The Harare City Council continued Wednesday to demolish houses it says were built illegally in the capital.
Militant municipal police, accompanied by Zimbabwe Republic Police officers, demolished houses in Budiriro 4 under various cooperatives, namely Ngungunyana, Tembwe and Tabudirira.
An unknown number of residents were arrested as they protested the demolitions.
There were pockets of violence that erupted in the process but the municipal police prevailed in the end with more houses expected to be destroyed Thursday.
The local authority says it is targeting 19 settlements it says are illegal in and around the capital.
Affected residents in Budiriro were furious, charging councilors worked in cahoots with government officials to allocate land to cooperatives , most of which are linked to Zanu PF, knowing too well that they were cheating the poor of hard-earned cash.
“How can they say we are illegal settlements when the authorities, especially the Zanu PF government, know how we go here,” said an angry Carlos Machingura of Together as One Cooperative in Budiriro.

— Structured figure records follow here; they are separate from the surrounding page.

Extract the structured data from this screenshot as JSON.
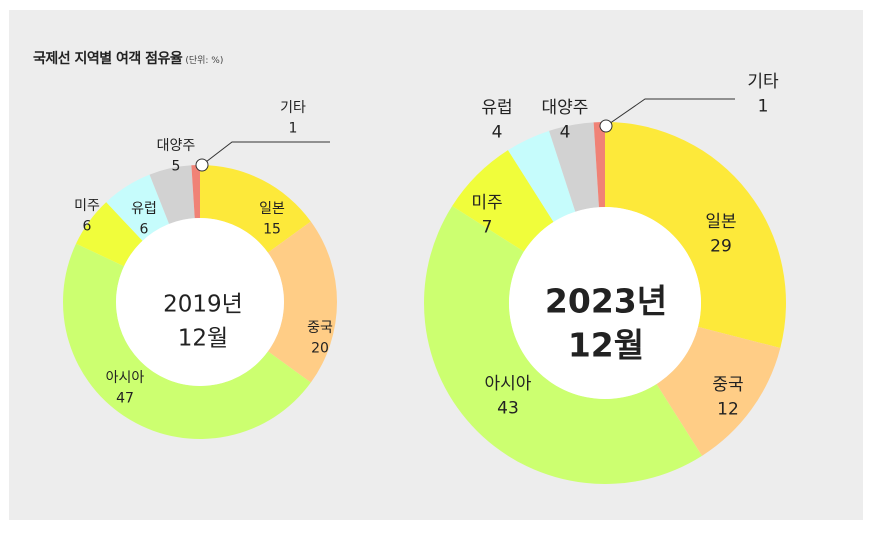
{
  "title": "국제선 지역별 여객 점유율",
  "unit_label": "(단위: %)",
  "chart_data": [
    {
      "type": "pie",
      "center_label_line1": "2019년",
      "center_label_line2": "12월",
      "slices": [
        {
          "label": "일본",
          "value": 15,
          "color": "#fde93a"
        },
        {
          "label": "중국",
          "value": 20,
          "color": "#ffcd86"
        },
        {
          "label": "아시아",
          "value": 47,
          "color": "#ccff70"
        },
        {
          "label": "미주",
          "value": 6,
          "color": "#f0fd3b"
        },
        {
          "label": "유럽",
          "value": 6,
          "color": "#c6fcfc"
        },
        {
          "label": "대양주",
          "value": 5,
          "color": "#d2d2d2"
        },
        {
          "label": "기타",
          "value": 1,
          "color": "#f08276"
        }
      ]
    },
    {
      "type": "pie",
      "center_label_line1": "2023년",
      "center_label_line2": "12월",
      "slices": [
        {
          "label": "일본",
          "value": 29,
          "color": "#fde93a"
        },
        {
          "label": "중국",
          "value": 12,
          "color": "#ffcd86"
        },
        {
          "label": "아시아",
          "value": 43,
          "color": "#ccff70"
        },
        {
          "label": "미주",
          "value": 7,
          "color": "#f0fd3b"
        },
        {
          "label": "유럽",
          "value": 4,
          "color": "#c6fcfc"
        },
        {
          "label": "대양주",
          "value": 4,
          "color": "#d2d2d2"
        },
        {
          "label": "기타",
          "value": 1,
          "color": "#f08276"
        }
      ]
    }
  ]
}
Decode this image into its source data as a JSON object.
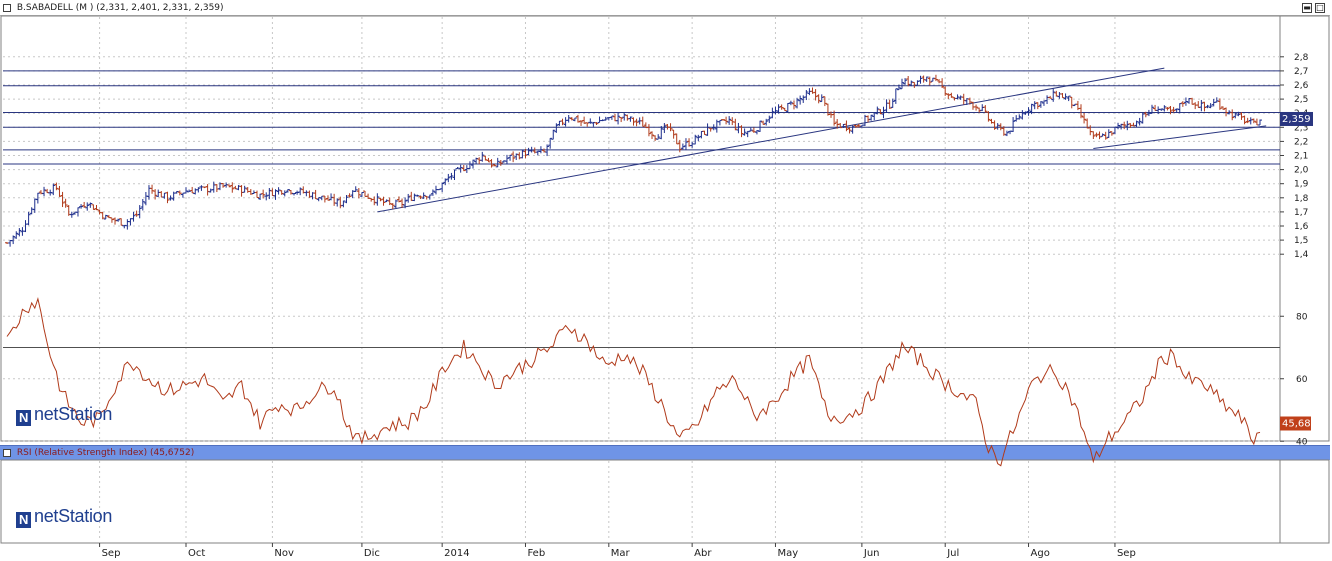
{
  "chart_data": [
    {
      "type": "ohlc",
      "title": "B.SABADELL (M ) (2,331, 2,401, 2,331, 2,359)",
      "ylim": [
        1.4,
        2.8
      ],
      "yticks": [
        "1,4",
        "1,5",
        "1,6",
        "1,7",
        "1,8",
        "1,9",
        "2,0",
        "2,1",
        "2,2",
        "2,3",
        "2,4",
        "2,5",
        "2,6",
        "2,7",
        "2,8"
      ],
      "last_value": "2,359",
      "up_color": "#1c2d8c",
      "down_color": "#b03a1a",
      "anchors": [
        [
          0,
          1.48
        ],
        [
          5,
          1.58
        ],
        [
          10,
          1.84
        ],
        [
          16,
          1.87
        ],
        [
          20,
          1.68
        ],
        [
          26,
          1.77
        ],
        [
          32,
          1.66
        ],
        [
          38,
          1.62
        ],
        [
          42,
          1.68
        ],
        [
          46,
          1.86
        ],
        [
          52,
          1.8
        ],
        [
          58,
          1.85
        ],
        [
          64,
          1.86
        ],
        [
          70,
          1.88
        ],
        [
          76,
          1.86
        ],
        [
          82,
          1.82
        ],
        [
          90,
          1.86
        ],
        [
          96,
          1.84
        ],
        [
          102,
          1.8
        ],
        [
          108,
          1.76
        ],
        [
          112,
          1.86
        ],
        [
          118,
          1.8
        ],
        [
          124,
          1.75
        ],
        [
          128,
          1.76
        ],
        [
          132,
          1.82
        ],
        [
          138,
          1.83
        ],
        [
          144,
          1.96
        ],
        [
          150,
          2.04
        ],
        [
          154,
          2.1
        ],
        [
          158,
          2.02
        ],
        [
          162,
          2.08
        ],
        [
          168,
          2.12
        ],
        [
          174,
          2.12
        ],
        [
          178,
          2.3
        ],
        [
          182,
          2.38
        ],
        [
          188,
          2.32
        ],
        [
          194,
          2.36
        ],
        [
          200,
          2.37
        ],
        [
          206,
          2.32
        ],
        [
          210,
          2.24
        ],
        [
          214,
          2.3
        ],
        [
          218,
          2.16
        ],
        [
          222,
          2.2
        ],
        [
          228,
          2.3
        ],
        [
          234,
          2.35
        ],
        [
          238,
          2.26
        ],
        [
          242,
          2.28
        ],
        [
          248,
          2.4
        ],
        [
          254,
          2.46
        ],
        [
          260,
          2.54
        ],
        [
          264,
          2.5
        ],
        [
          268,
          2.32
        ],
        [
          274,
          2.3
        ],
        [
          280,
          2.38
        ],
        [
          286,
          2.46
        ],
        [
          290,
          2.64
        ],
        [
          294,
          2.6
        ],
        [
          298,
          2.66
        ],
        [
          302,
          2.6
        ],
        [
          306,
          2.52
        ],
        [
          312,
          2.48
        ],
        [
          316,
          2.42
        ],
        [
          320,
          2.3
        ],
        [
          324,
          2.26
        ],
        [
          328,
          2.38
        ],
        [
          332,
          2.46
        ],
        [
          336,
          2.48
        ],
        [
          340,
          2.54
        ],
        [
          344,
          2.5
        ],
        [
          348,
          2.38
        ],
        [
          352,
          2.22
        ],
        [
          356,
          2.24
        ],
        [
          360,
          2.3
        ],
        [
          366,
          2.34
        ],
        [
          372,
          2.44
        ],
        [
          378,
          2.4
        ],
        [
          382,
          2.5
        ],
        [
          388,
          2.44
        ],
        [
          392,
          2.48
        ],
        [
          396,
          2.4
        ],
        [
          400,
          2.36
        ],
        [
          404,
          2.32
        ],
        [
          406,
          2.36
        ]
      ],
      "annotations": [
        {
          "kind": "hline",
          "y": 2.7
        },
        {
          "kind": "hline",
          "y": 2.595
        },
        {
          "kind": "hline",
          "y": 2.405
        },
        {
          "kind": "hline",
          "y": 2.3
        },
        {
          "kind": "hline",
          "y": 2.14
        },
        {
          "kind": "hline",
          "y": 2.04
        },
        {
          "kind": "trend",
          "x1": 120,
          "y1": 1.7,
          "x2": 375,
          "y2": 2.72
        },
        {
          "kind": "trend",
          "x1": 352,
          "y1": 2.15,
          "x2": 408,
          "y2": 2.31
        }
      ]
    },
    {
      "type": "line",
      "title": "RSI (Relative Strength Index) (45,6752)",
      "ylim": [
        30,
        90
      ],
      "yticks": [
        "40",
        "60",
        "80"
      ],
      "hlines": [
        70
      ],
      "last_value": "45,68",
      "line_color": "#b03a1a",
      "anchors": [
        [
          0,
          72
        ],
        [
          6,
          83
        ],
        [
          10,
          85
        ],
        [
          14,
          68
        ],
        [
          18,
          55
        ],
        [
          24,
          46
        ],
        [
          30,
          47
        ],
        [
          34,
          56
        ],
        [
          40,
          66
        ],
        [
          46,
          60
        ],
        [
          52,
          56
        ],
        [
          58,
          58
        ],
        [
          64,
          60
        ],
        [
          70,
          52
        ],
        [
          76,
          58
        ],
        [
          82,
          46
        ],
        [
          88,
          52
        ],
        [
          94,
          50
        ],
        [
          100,
          56
        ],
        [
          106,
          58
        ],
        [
          110,
          46
        ],
        [
          114,
          40
        ],
        [
          118,
          42
        ],
        [
          124,
          45
        ],
        [
          130,
          46
        ],
        [
          136,
          52
        ],
        [
          142,
          64
        ],
        [
          148,
          70
        ],
        [
          152,
          66
        ],
        [
          158,
          58
        ],
        [
          164,
          62
        ],
        [
          170,
          66
        ],
        [
          176,
          70
        ],
        [
          182,
          77
        ],
        [
          188,
          72
        ],
        [
          194,
          64
        ],
        [
          200,
          68
        ],
        [
          206,
          62
        ],
        [
          212,
          52
        ],
        [
          218,
          40
        ],
        [
          224,
          46
        ],
        [
          230,
          56
        ],
        [
          236,
          60
        ],
        [
          242,
          48
        ],
        [
          248,
          52
        ],
        [
          254,
          60
        ],
        [
          260,
          66
        ],
        [
          266,
          48
        ],
        [
          272,
          48
        ],
        [
          278,
          52
        ],
        [
          284,
          60
        ],
        [
          290,
          70
        ],
        [
          296,
          66
        ],
        [
          302,
          60
        ],
        [
          308,
          56
        ],
        [
          314,
          52
        ],
        [
          318,
          38
        ],
        [
          322,
          34
        ],
        [
          328,
          48
        ],
        [
          332,
          58
        ],
        [
          336,
          62
        ],
        [
          340,
          62
        ],
        [
          344,
          56
        ],
        [
          348,
          46
        ],
        [
          352,
          33
        ],
        [
          356,
          40
        ],
        [
          362,
          46
        ],
        [
          368,
          54
        ],
        [
          374,
          66
        ],
        [
          378,
          68
        ],
        [
          382,
          60
        ],
        [
          388,
          58
        ],
        [
          394,
          52
        ],
        [
          400,
          47
        ],
        [
          404,
          40
        ],
        [
          406,
          45
        ]
      ]
    }
  ],
  "xaxis": {
    "months": [
      "Sep",
      "Oct",
      "Nov",
      "Dic",
      "2014",
      "Feb",
      "Mar",
      "Abr",
      "May",
      "Jun",
      "Jul",
      "Ago",
      "Sep"
    ],
    "month_bar_index": [
      30,
      58,
      86,
      115,
      141,
      168,
      195,
      222,
      249,
      277,
      304,
      331,
      359
    ]
  },
  "logo_text": "netStation",
  "logo_mark": "N",
  "window_buttons": [
    "▬",
    "□"
  ]
}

“What is worse is that they are being so insensitive forgetting that we did not just settle ourselves here,” he said.
“I personally went to buy land from council and was personally driven by a senior official to this co-operative, they said council no longer sold land to people. They wanted our votes and now they do not care about us. It really is painful.”
Machingura says people are worried that they may never recover the money they used to buy the land on which they were constructing their houses.
“I paid $6,000 for this stand because before the election they were saying the president is saying everyone should be a homeowner and now we cannot sleep knowing too well they are coming to demolish our houses,” he said.
The Harare City Council maintains it is trying to crackdown on illegal structures. Observers have described the demolitions as another “Operation Murambatsvina” or Operation Clean-Up Filth that saw thousands left homeless in 2005.